Tail-anchored proteins
Small to medium proteins with a single C-terminal transmembrane helix anchoring them post-translationally. Includes SNAREs and tail-anchored chaperones. They mediate membrane fusion, protein targeting, and organelle biogenesis. Recognition and insertion pathways differ from co-translational routes, ensuring correct topology.
Respiratory chain complexes
Multi-subunit membrane protein complexes (Complexes I–IV, ATP synthase FO) catalyze electron transfer and proton translocation to power ATP synthesis. Examples include cytochrome c oxidase and Complex I. They are central to cellular respiration and energy metabolism.

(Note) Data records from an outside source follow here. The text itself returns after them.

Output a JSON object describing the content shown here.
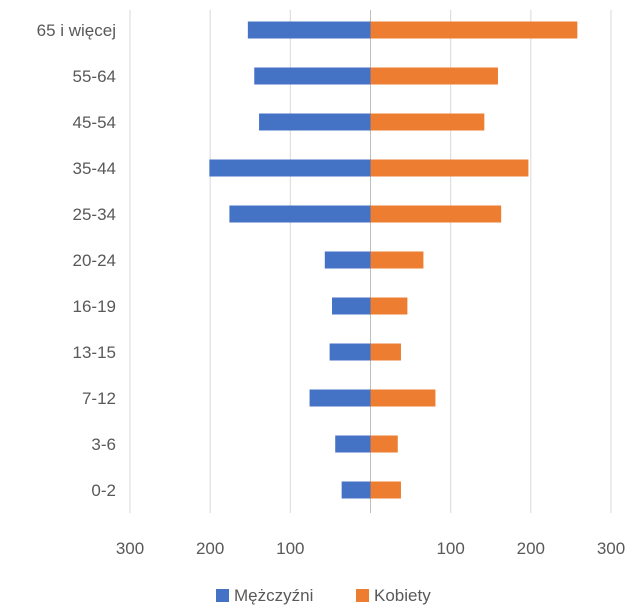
{
  "chart_data": {
    "type": "bar",
    "orientation": "horizontal-diverging",
    "categories": [
      "65 i więcej",
      "55-64",
      "45-54",
      "35-44",
      "25-34",
      "20-24",
      "16-19",
      "13-15",
      "7-12",
      "3-6",
      "0-2"
    ],
    "series": [
      {
        "name": "Mężczyźni",
        "color": "#4472C4",
        "values": [
          153,
          145,
          139,
          201,
          176,
          57,
          48,
          51,
          76,
          44,
          36
        ]
      },
      {
        "name": "Kobiety",
        "color": "#ED7D31",
        "values": [
          258,
          159,
          142,
          197,
          163,
          66,
          46,
          38,
          81,
          34,
          38
        ]
      }
    ],
    "x_axis": {
      "range": [
        -300,
        300
      ],
      "ticks": [
        -300,
        -200,
        -100,
        0,
        100,
        200,
        300
      ],
      "tick_labels": [
        "300",
        "200",
        "100",
        "",
        "100",
        "200",
        "300"
      ]
    },
    "grid": true,
    "legend_position": "bottom"
  }
}
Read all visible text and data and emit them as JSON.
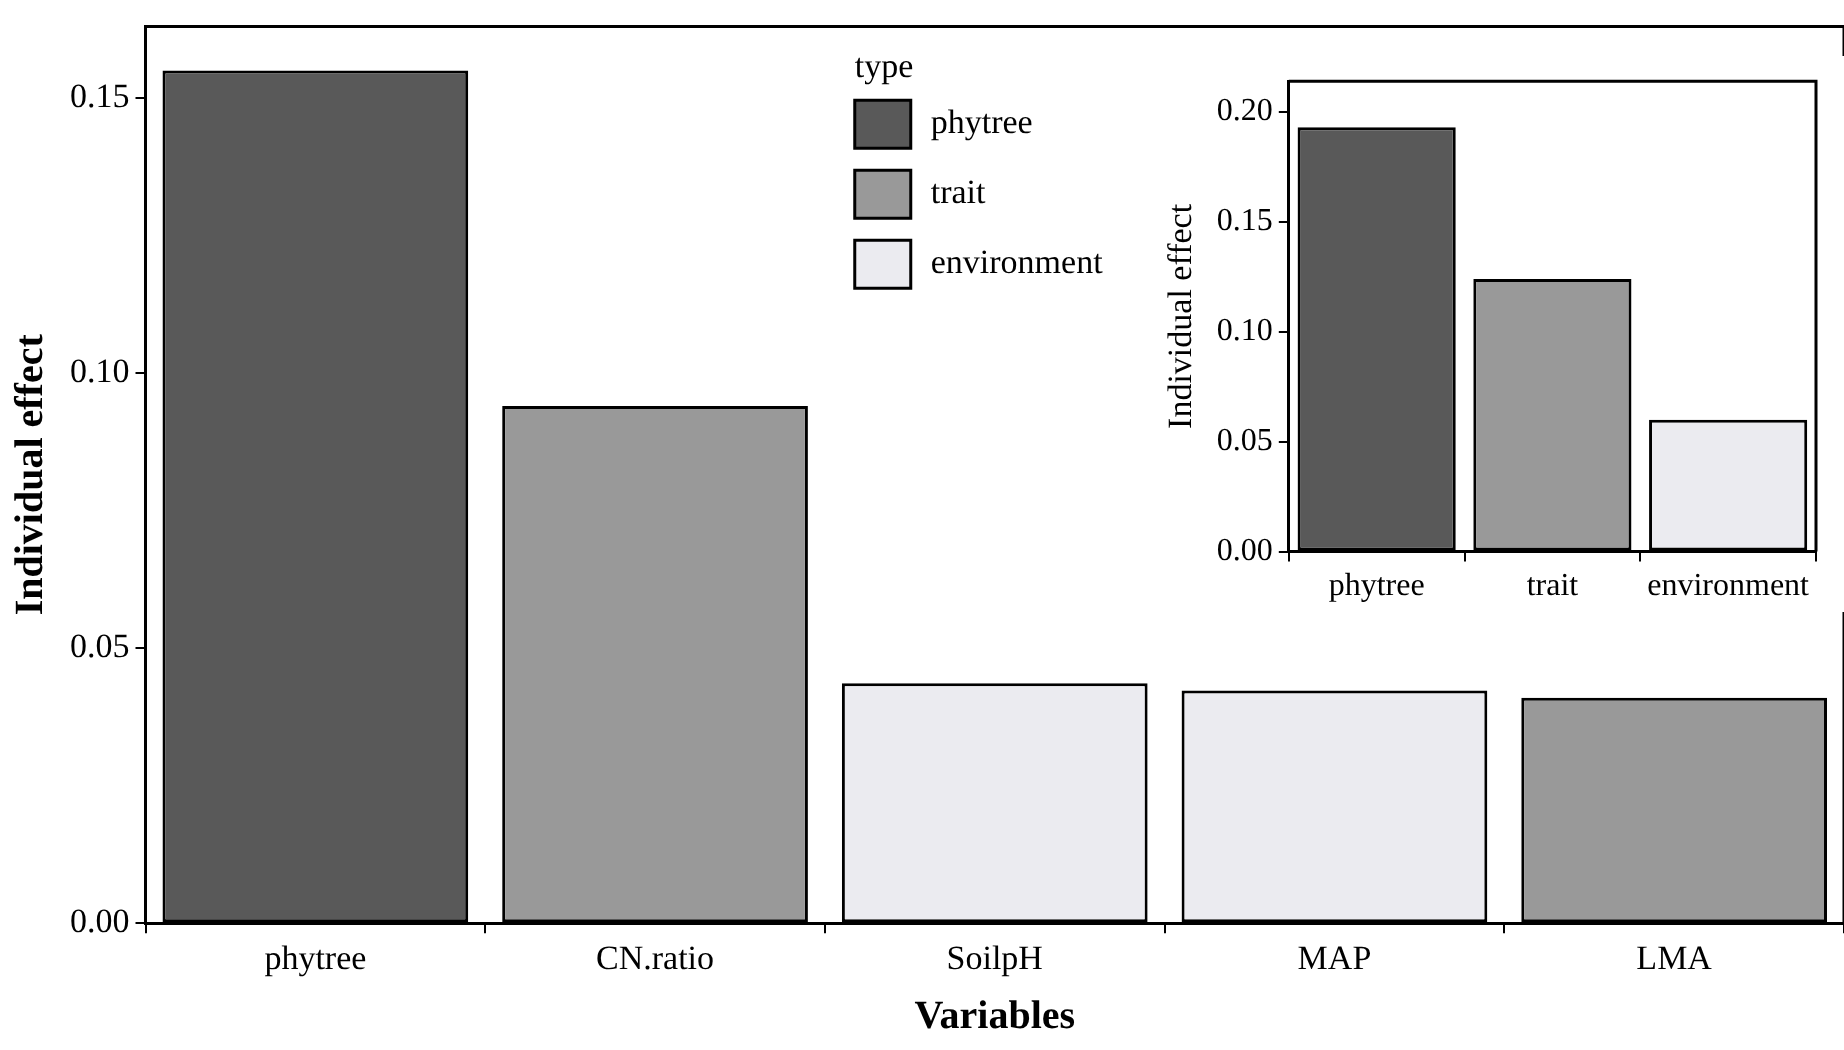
{
  "chart_data": [
    {
      "type": "bar",
      "xlabel": "Variables",
      "ylabel": "Individual effect",
      "categories": [
        "phytree",
        "CN.ratio",
        "SoilpH",
        "MAP",
        "LMA"
      ],
      "series": [
        {
          "name": "phytree",
          "color": "#595959",
          "values": [
            0.155,
            null,
            null,
            null,
            null
          ]
        },
        {
          "name": "trait",
          "color": "#999999",
          "values": [
            null,
            0.094,
            null,
            null,
            0.041
          ]
        },
        {
          "name": "environment",
          "color": "#ebebf0",
          "values": [
            null,
            null,
            0.0436,
            0.0423,
            null
          ]
        }
      ],
      "legend_title": "type",
      "legend": "top",
      "grid": false,
      "ylim": [
        0,
        0.163
      ],
      "yticks": [
        {
          "value": 0,
          "label": "0.00"
        },
        {
          "value": 0.05,
          "label": "0.05"
        },
        {
          "value": 0.1,
          "label": "0.10"
        },
        {
          "value": 0.15,
          "label": "0.15"
        }
      ]
    },
    {
      "type": "bar",
      "ylabel": "Individual effect",
      "categories": [
        "phytree",
        "trait",
        "environment"
      ],
      "values": [
        0.193,
        0.124,
        0.06
      ],
      "colors": [
        "#595959",
        "#999999",
        "#ebebf0"
      ],
      "grid": false,
      "ylim": [
        0,
        0.214
      ],
      "yticks": [
        {
          "value": 0,
          "label": "0.00"
        },
        {
          "value": 0.05,
          "label": "0.05"
        },
        {
          "value": 0.1,
          "label": "0.10"
        },
        {
          "value": 0.15,
          "label": "0.15"
        },
        {
          "value": 0.2,
          "label": "0.20"
        }
      ]
    }
  ]
}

Lipid flippases/scramblases
Membrane proteins that translocate phospholipids between bilayer leaflets, regulating membrane asymmetry. ATP-dependent P4-ATPases flip lipids; TMEM16 and Xkr families scramble lipids. Important for membrane biogenesis, apoptosis, coagulation, and influence membrane curvature and protein distribution.
Cell adhesion molecules (CAMs)
Cell-surface single-pass proteins mediating cell–cell and cell–matrix adhesion; includes cadherins, integrins, selectins. They have large extracellular domains for binding and cytosolic tails for signalling, crucial for tissue architecture, development, and immune interactions.